Turner Classic Movies’ monthlong Wednesday night spotlight on memorable movies that have made efforts to put a serious focus on addictions to substances and behaviors concludes with tonight’s six-film lineup.
First is Bigger Than Life (1956), directed by Nicholas Ray and starring and produced by James Mason. The film’s story seems to presage our current opioid epidemic; Mason
plays a schoolteacher and family man who becomes seriously ill and is prescribed cortisone as a treatment. While his illness takes a turn for the better, an even more serious one takes hold as he becomes addicted to
the drug and turns abusive and violent. While not a critical or commercial success in America upon its release, Bigger Than Life was praised at the time by French New Wave filmmaking masters Jean-Luc Goddard and Francois Truffaut and is now also viewed by
many others as a masterpiece. Up next is Valley of the Dolls (1967), the campy cult drama based on Jacqueline Susann’s bestselling novel, which follows three women (played by Barbara Parkins, Patty Duke and Sharon Tate) who try to make it in Hollywood but fall prey to a seamy underworld and addictions to barbiturates (the “dolls” of the title). Following that is The Lady Gambles, a 1949 film noir making its TCM premiere, with Barbara Stanwyck as a wife whose introduction to gambling develops into a full-blown obsession that threatens her life, savings and marriage.
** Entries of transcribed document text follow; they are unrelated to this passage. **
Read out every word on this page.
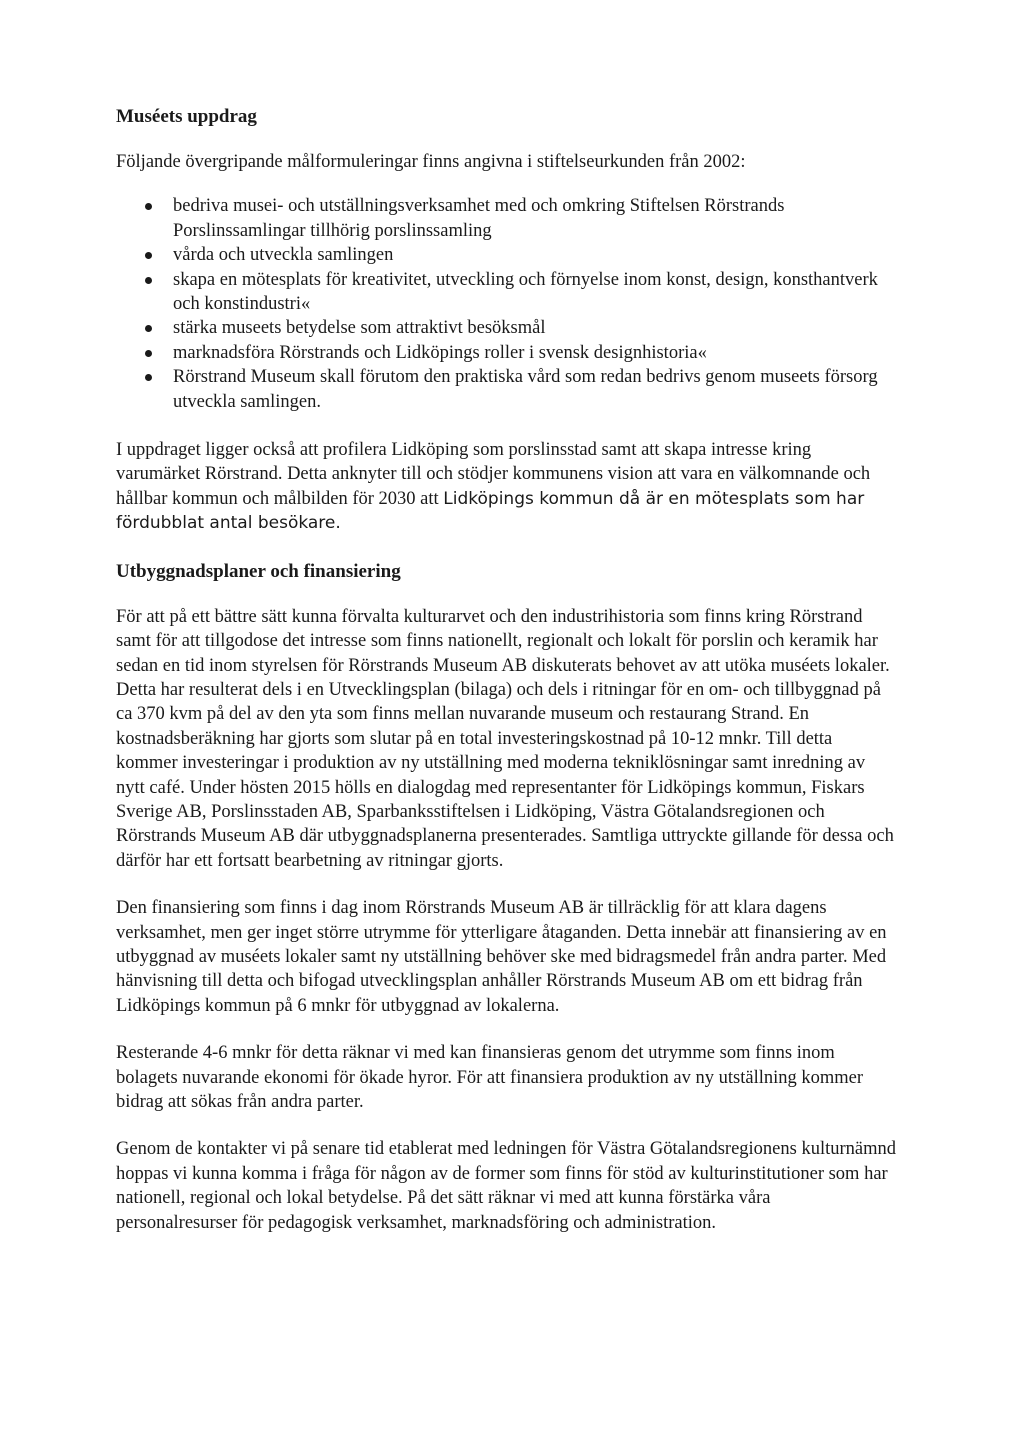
Muséets uppdrag

Följande övergripande målformuleringar finns angivna i stiftelseurkunden från 2002:

bedriva musei- och utställningsverksamhet med och omkring Stiftelsen Rörstrands Porslinssamlingar tillhörig porslinssamling
vårda och utveckla samlingen
skapa en mötesplats för kreativitet, utveckling och förnyelse inom konst, design, konsthantverk och konstindustri«
stärka museets betydelse som attraktivt besöksmål
marknadsföra Rörstrands och Lidköpings roller i svensk designhistoria«
Rörstrand Museum skall förutom den praktiska vård som redan bedrivs genom museets försorg utveckla samlingen.

I uppdraget ligger också att profilera Lidköping som porslinsstad samt att skapa intresse kring varumärket Rörstrand. Detta anknyter till och stödjer kommunens vision att vara en välkomnande och hållbar kommun och målbilden för 2030 att Lidköpings kommun då är en mötesplats som har fördubblat antal besökare.

Utbyggnadsplaner och finansiering

För att på ett bättre sätt kunna förvalta kulturarvet och den industrihistoria som finns kring Rörstrand samt för att tillgodose det intresse som finns nationellt, regionalt och lokalt för porslin och keramik har sedan en tid inom styrelsen för Rörstrands Museum AB diskuterats behovet av att utöka muséets lokaler. Detta har resulterat dels i en Utvecklingsplan (bilaga) och dels i ritningar för en om- och tillbyggnad på ca 370 kvm på del av den yta som finns mellan nuvarande museum och restaurang Strand. En kostnadsberäkning har gjorts som slutar på en total investeringskostnad på 10-12 mnkr. Till detta kommer investeringar i produktion av ny utställning med moderna tekniklösningar samt inredning av nytt café. Under hösten 2015 hölls en dialogdag med representanter för Lidköpings kommun, Fiskars Sverige AB, Porslinsstaden AB, Sparbanksstiftelsen i Lidköping, Västra Götalandsregionen och Rörstrands Museum AB där utbyggnadsplanerna presenterades. Samtliga uttryckte gillande för dessa och därför har ett fortsatt bearbetning av ritningar gjorts.

Den finansiering som finns i dag inom Rörstrands Museum AB är tillräcklig för att klara dagens verksamhet, men ger inget större utrymme för ytterligare åtaganden. Detta innebär att finansiering av en utbyggnad av muséets lokaler samt ny utställning behöver ske med bidragsmedel från andra parter. Med hänvisning till detta och bifogad utvecklingsplan anhåller Rörstrands Museum AB om ett bidrag från Lidköpings kommun på 6 mnkr för utbyggnad av lokalerna.

Resterande 4-6 mnkr för detta räknar vi med kan finansieras genom det utrymme som finns inom bolagets nuvarande ekonomi för ökade hyror. För att finansiera produktion av ny utställning kommer bidrag att sökas från andra parter.

Genom de kontakter vi på senare tid etablerat med ledningen för Västra Götalandsregionens kulturnämnd hoppas vi kunna komma i fråga för någon av de former som finns för stöd av kulturinstitutioner som har nationell, regional och lokal betydelse. På det sätt räknar vi med att kunna förstärka våra personalresurser för pedagogisk verksamhet, marknadsföring och administration.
The gambling
theme continues with the final two films:
California Split (pictured) (1974), Robert Altman’s comedy/drama starring Elliott Gould and George Segal as a pair of gamblers who find themselves drawn ever more deeply into a sleazy gambling world with increasingly higher stakes; and Tricheurs, a 1984 French drama making its network premiere, about two gamblers, a man and a woman, who team up in a casino and realize the only way you can beat the house is to cheat.